A car plowed into a crowd of people, including counter protesters, in Charlottesville the day of a scheduled “Unite the Right” rally in the city. Members of white nationalist and other far-right groups had planned to protest the removal of a statue of Confederate General Robert E. Lee.
The incident occurred after earlier clashes between rally-goers and counter protesters that led Virginia governor Terry McAuliffe to declare a state of emergency. Police eventually broke up the violence and declared the rally an unlawful assembly before it officially started.
President Donald Trump condemned the violence Saturday afternoon.
“We condemn in the strongest possible terms this egregious display of hatred, bigotry and violence on many sides,” he said from Bedminster, New Jersey. “The hate and the division must stop—and must stop right now.”
Those remarks, as well as an earlier tweet from the president calling for unity, triggered criticism for not pointedly condemning the white supremacists and other far-right groups behind the violence.
We should call evil by its name.
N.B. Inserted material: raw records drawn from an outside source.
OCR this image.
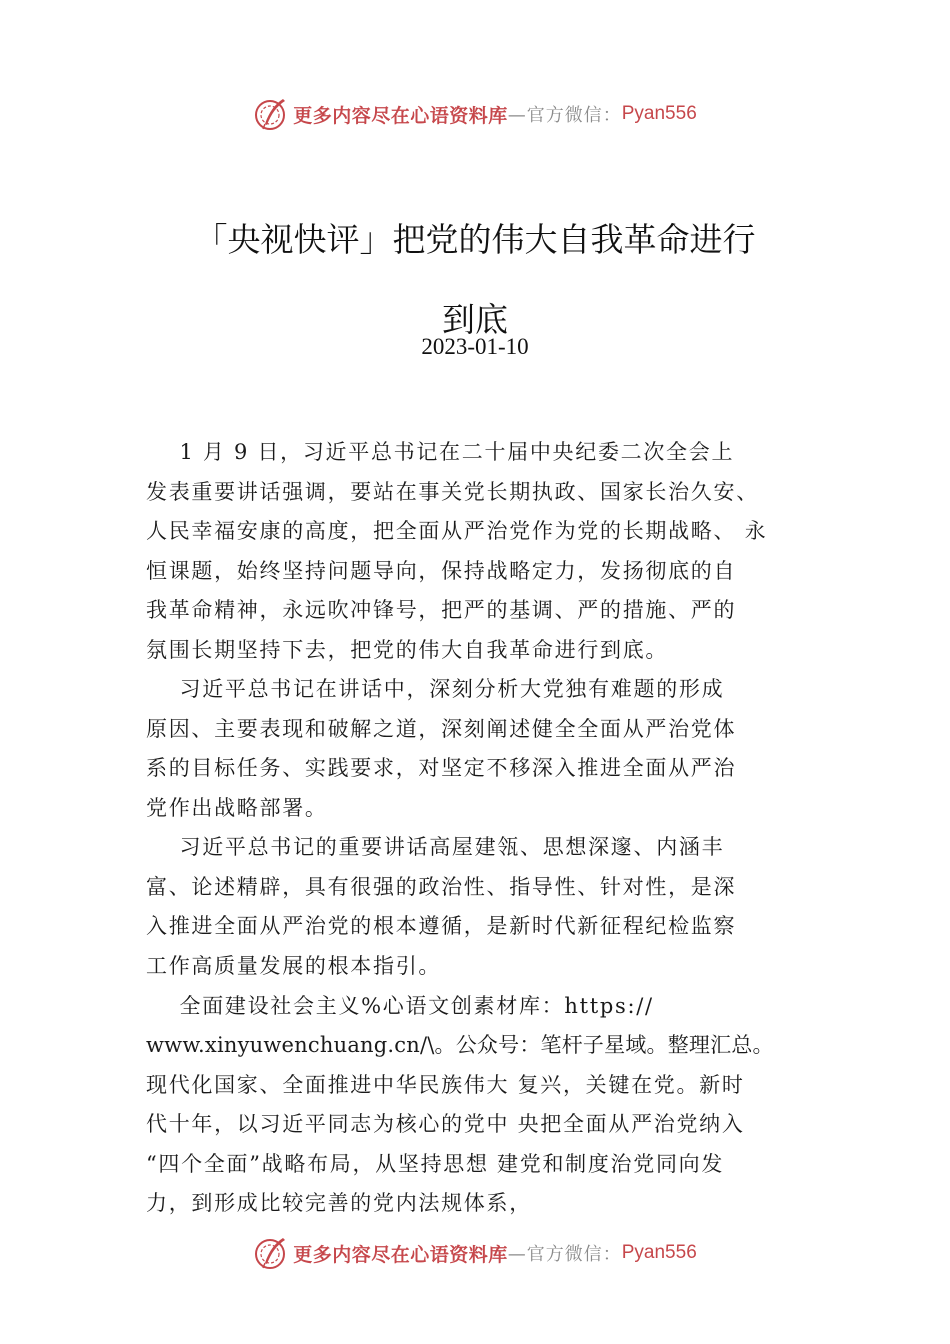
更多内容尽在心语资料库 —官方微信： Pyan556
「央视快评」把党的伟大自我革命进行
到底
2023-01-10
1 月 9 日，习近平总书记在二十届中央纪委二次全会上
发表重要讲话强调，要站在事关党长期执政、国家长治久安、
人民幸福安康的高度，把全面从严治党作为党的长期战略、 永
恒课题，始终坚持问题导向，保持战略定力，发扬彻底的自
我革命精神，永远吹冲锋号，把严的基调、严的措施、严的
氛围长期坚持下去，把党的伟大自我革命进行到底。
习近平总书记在讲话中，深刻分析大党独有难题的形成
原因、主要表现和破解之道，深刻阐述健全全面从严治党体
系的目标任务、实践要求，对坚定不移深入推进全面从严治
党作出战略部署。
习近平总书记的重要讲话高屋建瓴、思想深邃、内涵丰
富、论述精辟，具有很强的政治性、指导性、针对性，是深
入推进全面从严治党的根本遵循，是新时代新征程纪检监察
工作高质量发展的根本指引。
全面建设社会主义%心语文创素材库：https://
www.xinyuwenchuang.cn/\。公众号：笔杆子星域。整理汇总。
现代化国家、全面推进中华民族伟大 复兴，关键在党。新时
代十年，以习近平同志为核心的党中 央把全面从严治党纳入
“四个全面”战略布局，从坚持思想 建党和制度治党同向发
力，到形成比较完善的党内法规体系，
更多内容尽在心语资料库 —官方微信： Pyan556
My brother didn't give his life fighting Hitler for Nazi ideas to go unchallenged here at home. -OGH— Senator Hatch Office (@senorrinhatch) August 12, 2017
Republican lawmakers throughout the evening described the crash, which left one woman dead, as domestic terrorism.
Texas senator Ted Cruz called for a Justice Department investigation on that basis.
“I urge the Department of Justice to immediately investigate and prosecute this grotesque act of domestic terrorism,” he said in a statement. “The Nazis, the KKK, and white supremacists are repulsive and evil, and all of us have a moral obligation to speak out against the lies, bigotry, anti-Semitism, and hatred that they propagate.”